Political texts are as legal as they often are annoying
Excerpt: As Election Day approaches on Nov. 6, cellphones across Florida will be buzzing as campaigns send huge numbers of unsolicited texts to voters with the assistance of new apps and programs.
Some people find the messages annoying, but political consultants say texting voters is the break-out mode of communications for the 2018 elections.
Many recipients think the unsolicited texts are prohibited by law, but campaigns are using programs that operate in a gray area of a federal consumer-protection statute.
Andrew Gillum, who pulled off a shocking upset in the Democratic gubernatorial primary, sent out more than 1.5 million text messages to 750,000 people, according to Hustle, one of four leading companies providing texting support to campaigns.
Gillum’s campaign used text messaging to boost event attendance, chase vote-by-mail ballots, encourage early voting and get out the vote on primary day, according to Hustle.
Campaigns have turned to a new technology called peer-to-peer texting that is different. Peer-to-peer text messages are not automated spam messages sent in bulk at once using random numbers.

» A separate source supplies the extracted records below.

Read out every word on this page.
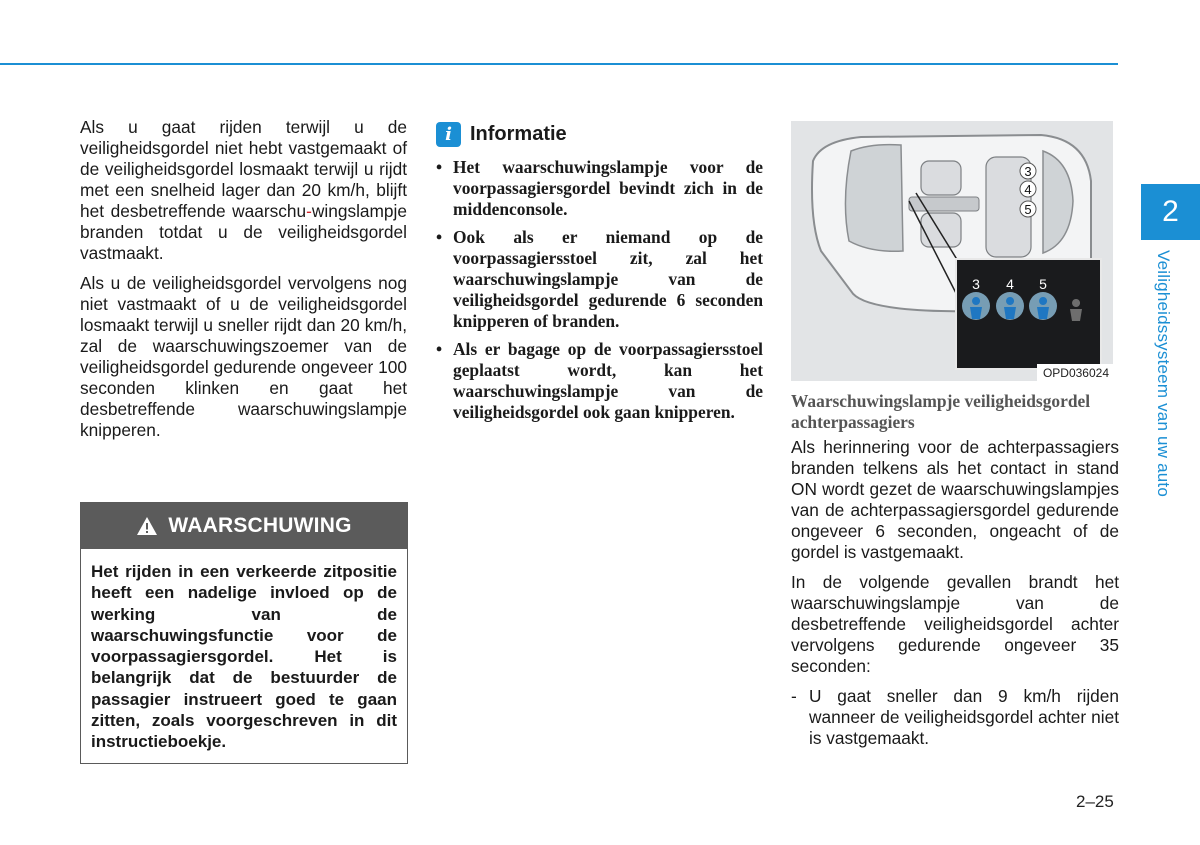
Als u gaat rijden terwijl u de veiligheidsgordel niet hebt vastgemaakt of de veiligheidsgordel losmaakt terwijl u rijdt met een snelheid lager dan 20 km/h, blijft het desbetreffende waarschu-wingslampje branden totdat u de veiligheidsgordel vastmaakt.

Als u de veiligheidsgordel vervolgens nog niet vastmaakt of u de veiligheidsgordel losmaakt terwijl u sneller rijdt dan 20 km/h, zal de waarschuwingszoemer van de veiligheidsgordel gedurende ongeveer 100 seconden klinken en gaat het desbetreffende waarschuwingslampje knipperen.

WAARSCHUWING
Het rijden in een verkeerde zitpositie heeft een nadelige invloed op de werking van de waarschuwingsfunctie voor de voorpassagiersgordel. Het is belangrijk dat de bestuurder de passagier instrueert goed te gaan zitten, zoals voorgeschreven in dit instructieboekje.
i Informatie
• Het waarschuwingslampje voor de voorpassagiersgordel bevindt zich in de middenconsole.
• Ook als er niemand op de voorpassagiersstoel zit, zal het waarschuwingslampje van de veiligheidsgordel gedurende 6 seconden knipperen of branden.
• Als er bagage op de voorpassagiersstoel geplaatst wordt, kan het waarschuwingslampje van de veiligheidsgordel ook gaan knipperen.
3
4
5
3 4 5
OPD036024
Waarschuwingslampje veiligheidsgordel achterpassagiers

Als herinnering voor de achterpassagiers branden telkens als het contact in stand ON wordt gezet de waarschuwingslampjes van de achterpassagiersgordel gedurende ongeveer 6 seconden, ongeacht of de gordel is vastgemaakt.

In de volgende gevallen brandt het waarschuwingslampje van de desbetreffende veiligheidsgordel achter vervolgens gedurende ongeveer 35 seconden:

- U gaat sneller dan 9 km/h rijden wanneer de veiligheidsgordel achter niet is vastgemaakt.

2
Veiligheidssysteem van uw auto
2–25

Because of this, peer-to-peer texting doesn’t fall under the same Federal Communications Commission rules as automated text messaging.
Campaigns say they don’t need consent to initiate a conversation. The Federal Election Commission has advised that text messages don’t need a “paid for” disclaimer because cellphones “have limits on both the size and the length of the information that can be conveyed.”

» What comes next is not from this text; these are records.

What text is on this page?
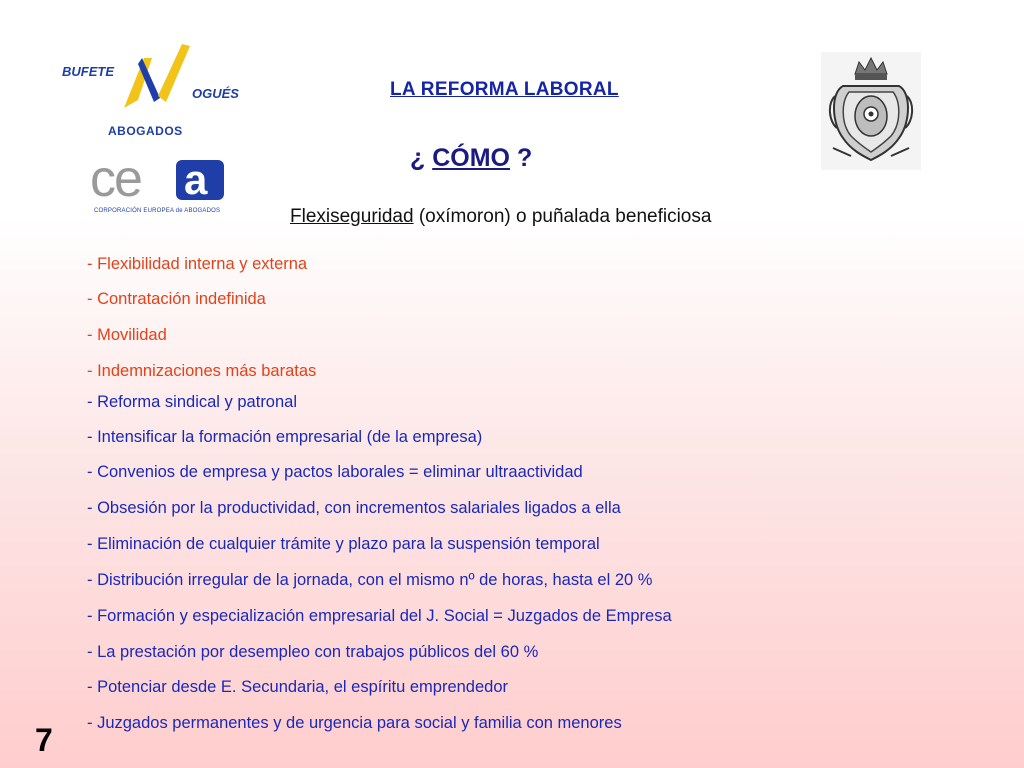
BUFETE
OGUÉS
ABOGADOS
ce a
CORPORACIÓN EUROPEA de ABOGADOS
LA REFORMA LABORAL
¿ CÓMO ?
Flexiseguridad (oxímoron) o puñalada beneficiosa
- Flexibilidad interna y externa
- Contratación indefinida
- Movilidad
- Indemnizaciones más baratas
- Reforma sindical y patronal
- Intensificar la formación empresarial (de la empresa)
- Convenios de empresa y pactos laborales = eliminar ultraactividad
- Obsesión por la productividad, con incrementos salariales ligados a ella
- Eliminación de cualquier trámite y plazo para la suspensión temporal
- Distribución irregular de la jornada, con el mismo nº de horas, hasta el 20 %
- Formación y especialización empresarial del J. Social = Juzgados de Empresa
- La prestación por desempleo con trabajos públicos del 60 %
- Potenciar desde E. Secundaria, el espíritu emprendedor
- Juzgados permanentes y de urgencia para social y familia con menores
7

Bottom Line: Here’s the good news if you’ve been annoyed with political texts. Misery loves company here. Once upon a time unwanted political emails that seemingly came out of left field, for example, emails you receive for candidates you’ve never heard of from states that you’ve never voted in. These days you’ve likely been hit with political texts. There isn’t a day that’s gone by in recent weeks that Ashley and I haven’t received at least one on our phones. Our comparison is a good barometer for what’s going on. She uses Verizon and I use AT&T. Different phone numbers, gender, etc. A very similar volume of political texts.
The biggest problem if you’re annoyed by these texts, this side of laws with grey territory being exploited by political campaigns, is that they’ve been effective. That means that they’ll only be more of them until and unless reforms are passed. Part of the problem with hoping for reforms in the near-term is that the very people that are benefiting from them are the people who have to pass laws to take away that ability to annoy us. In that sense, it’s like term-limits. A widely popular and bi-partisan reform that’s desired but that’s never taken up because there aren’t many people in public office that want to term themselves out of a “job”.

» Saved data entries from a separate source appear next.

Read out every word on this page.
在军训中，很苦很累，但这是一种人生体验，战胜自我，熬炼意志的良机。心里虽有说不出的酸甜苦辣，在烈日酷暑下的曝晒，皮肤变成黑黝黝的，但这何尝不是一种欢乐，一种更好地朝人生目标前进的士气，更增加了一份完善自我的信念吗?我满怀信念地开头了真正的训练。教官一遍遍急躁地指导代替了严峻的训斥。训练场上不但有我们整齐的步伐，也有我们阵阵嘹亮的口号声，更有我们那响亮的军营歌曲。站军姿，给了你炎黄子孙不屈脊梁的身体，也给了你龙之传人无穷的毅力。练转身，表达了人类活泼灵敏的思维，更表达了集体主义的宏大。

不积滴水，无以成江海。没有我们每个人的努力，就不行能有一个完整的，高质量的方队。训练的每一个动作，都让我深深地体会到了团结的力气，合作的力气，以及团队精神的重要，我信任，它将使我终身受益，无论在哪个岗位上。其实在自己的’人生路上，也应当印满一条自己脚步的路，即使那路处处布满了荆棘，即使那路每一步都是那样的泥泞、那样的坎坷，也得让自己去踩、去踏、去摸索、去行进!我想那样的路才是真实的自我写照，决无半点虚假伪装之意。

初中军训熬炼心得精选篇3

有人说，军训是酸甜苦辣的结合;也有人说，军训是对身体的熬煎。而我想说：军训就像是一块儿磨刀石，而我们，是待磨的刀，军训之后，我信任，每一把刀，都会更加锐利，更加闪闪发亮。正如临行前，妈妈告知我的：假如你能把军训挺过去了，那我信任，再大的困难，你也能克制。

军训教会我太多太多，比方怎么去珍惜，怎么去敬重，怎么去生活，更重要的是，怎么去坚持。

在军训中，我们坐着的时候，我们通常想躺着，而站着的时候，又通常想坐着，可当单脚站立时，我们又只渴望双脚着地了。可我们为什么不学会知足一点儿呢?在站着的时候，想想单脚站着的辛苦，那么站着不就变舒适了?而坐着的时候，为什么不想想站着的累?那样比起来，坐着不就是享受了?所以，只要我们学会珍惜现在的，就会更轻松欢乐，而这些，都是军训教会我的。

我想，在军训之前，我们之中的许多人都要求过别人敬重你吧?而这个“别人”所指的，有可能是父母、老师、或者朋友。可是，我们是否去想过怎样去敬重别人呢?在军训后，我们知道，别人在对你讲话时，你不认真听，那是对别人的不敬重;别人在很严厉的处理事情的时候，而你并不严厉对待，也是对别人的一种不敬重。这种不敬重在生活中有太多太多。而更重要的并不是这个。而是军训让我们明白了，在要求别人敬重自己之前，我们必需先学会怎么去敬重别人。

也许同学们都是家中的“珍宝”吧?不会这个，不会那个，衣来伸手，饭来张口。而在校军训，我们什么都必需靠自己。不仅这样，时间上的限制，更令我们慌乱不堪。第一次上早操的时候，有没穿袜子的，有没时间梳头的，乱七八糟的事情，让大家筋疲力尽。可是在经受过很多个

For now, the best hope would be legal challenges that might gain traction. For example, are these texts operating under the “spirit” of the existing laws? Probably, not right? That has the potential to provide a path for courts to rule accordingly, though that’s kind of rooting for judicial activism which I’m not a fan of seeing.
This side of blocking numbers in your phone, you can always silence the alerts from that number and that way you’ll be less annoyed and far less likely to be woken up.